Blogger Croydonian said... 10:42 am

Guthrum, this poem, I believe, 'Arithemetic on the frontier:

"A scrimmage in a Border Station—
A canter down some dark defile—
Two thousand pounds of education
Drops to a ten-rupee jezail—
The Crammer’s boast, the Squadron’s pride,
Shot like a rabbit in a ride!"  

Blogger CityUnslicker said... 10:54 am

Have to disagree with Guthrum. Vietnam may have had primitive weapons in the VietCong, but the NVA was heavily armed by the Russians and Chinese. The funs were enormous.

The parallel is to the Russians lsoing in Afghanistan when the US started selling stinger missiles that could shoot down the Hind-24's.

Iraq is similar in that the insurgency is being armed by Iran.

The difficulty in conflicts is often the neutral allies of your enemies as well as your enemies.

In the Flaklans the US famously would nto tell the Argies how to fix their bombs (which they had just sold them) to go off when dropped from a low height. This saved many of our ships. Sadly the French were more commercially aware when it came to helping with the excoet guidance manuals.

The F22 is a beauty, a white elephant, but a beauty.  

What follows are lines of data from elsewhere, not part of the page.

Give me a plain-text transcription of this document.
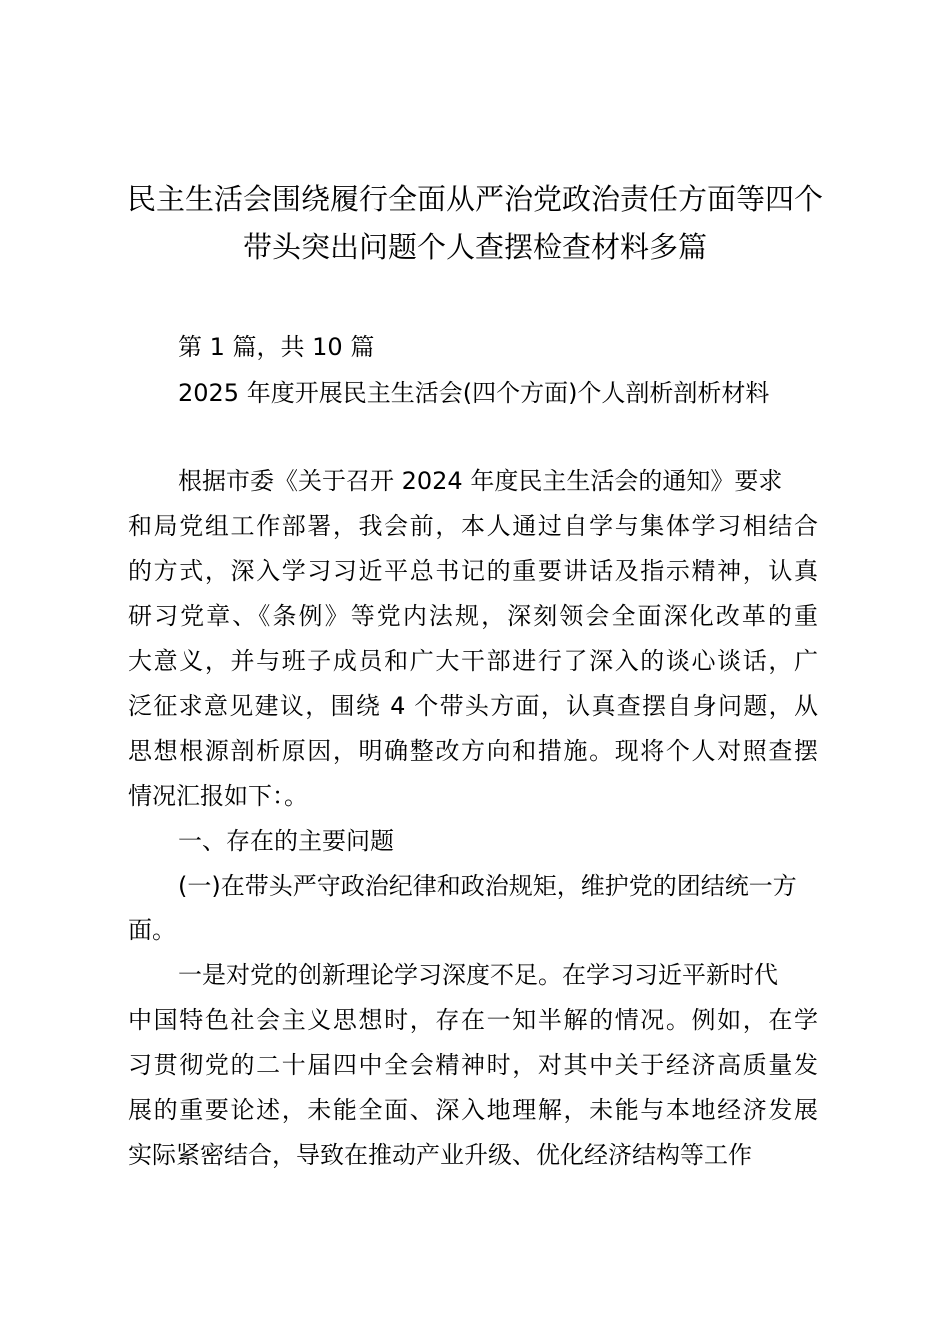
民主生活会围绕履行全面从严治党政治责任方面等四个
带头突出问题个人查摆检查材料多篇
第 1 篇，共 10 篇
2025 年度开展民主生活会(四个方面)个人剖析剖析材料
根据市委《关于召开 2024 年度民主生活会的通知》要求
和局党组工作部署，我会前，本人通过自学与集体学习相结合
的方式，深入学习习近平总书记的重要讲话及指示精神，认真
研习党章、《条例》等党内法规，深刻领会全面深化改革的重
大意义，并与班子成员和广大干部进行了深入的谈心谈话，广
泛征求意见建议，围绕 4 个带头方面，认真查摆自身问题，从
思想根源剖析原因，明确整改方向和措施。现将个人对照查摆
情况汇报如下：。
一、存在的主要问题
(一)在带头严守政治纪律和政治规矩，维护党的团结统一方
面。
一是对党的创新理论学习深度不足。在学习习近平新时代
中国特色社会主义思想时，存在一知半解的情况。例如，在学
习贯彻党的二十届四中全会精神时，对其中关于经济高质量发
展的重要论述，未能全面、深入地理解，未能与本地经济发展
实际紧密结合，导致在推动产业升级、优化经济结构等工作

Blogger Peter Hitchens said... 1:29 pm

Bet israel gets them
then they could sell the technology to china as they have done in he past  

Blogger Guthrum said... 8:13 pm

C- Damn, I have just spent an hour looking for my copy- yes that is extract.
U- The NVA was heavily armed by the Russians, but the Viet-Cong relied on small arms and recycled improvised weapons. The Tet offensive was an attempt to fight a conventional war that the NVA/VC lost. The US was defeated by an ideologically inspired insurgency against an occupying power and a puppet regime.
PH is probably correct in this  

Anonymous Steven_L said... 9:10 pm

Not getting the yanks to flog us fully equipped F-22's should go down as Blair's greatest dipomatic failure.

When they wanted support in Afghanistan and Iraq it should have been in return for full technology transfer on the F-35, more F-35 contracts and the right to purchase a dozen fully equipped raptors.

'The reason they don't want to sell them abroad is that they're worried the technology will fall into enemy hands. So it's unlikely that they'll ever expose them to frontline combat unless world war 3 breaks out'

How can you shoot down a plane that has the radar shadow of a goose? The stealth features are even supposed to prevent short range heat-seeking missiles from getting a lock on. In wargames they've scored 108-0 kill rations against 4th generation jets.

I think they will see combat some time within the next 20 years. Who's airforce will be unlucky enough to get trashed in 12 hours flat we'll just have to wait and see.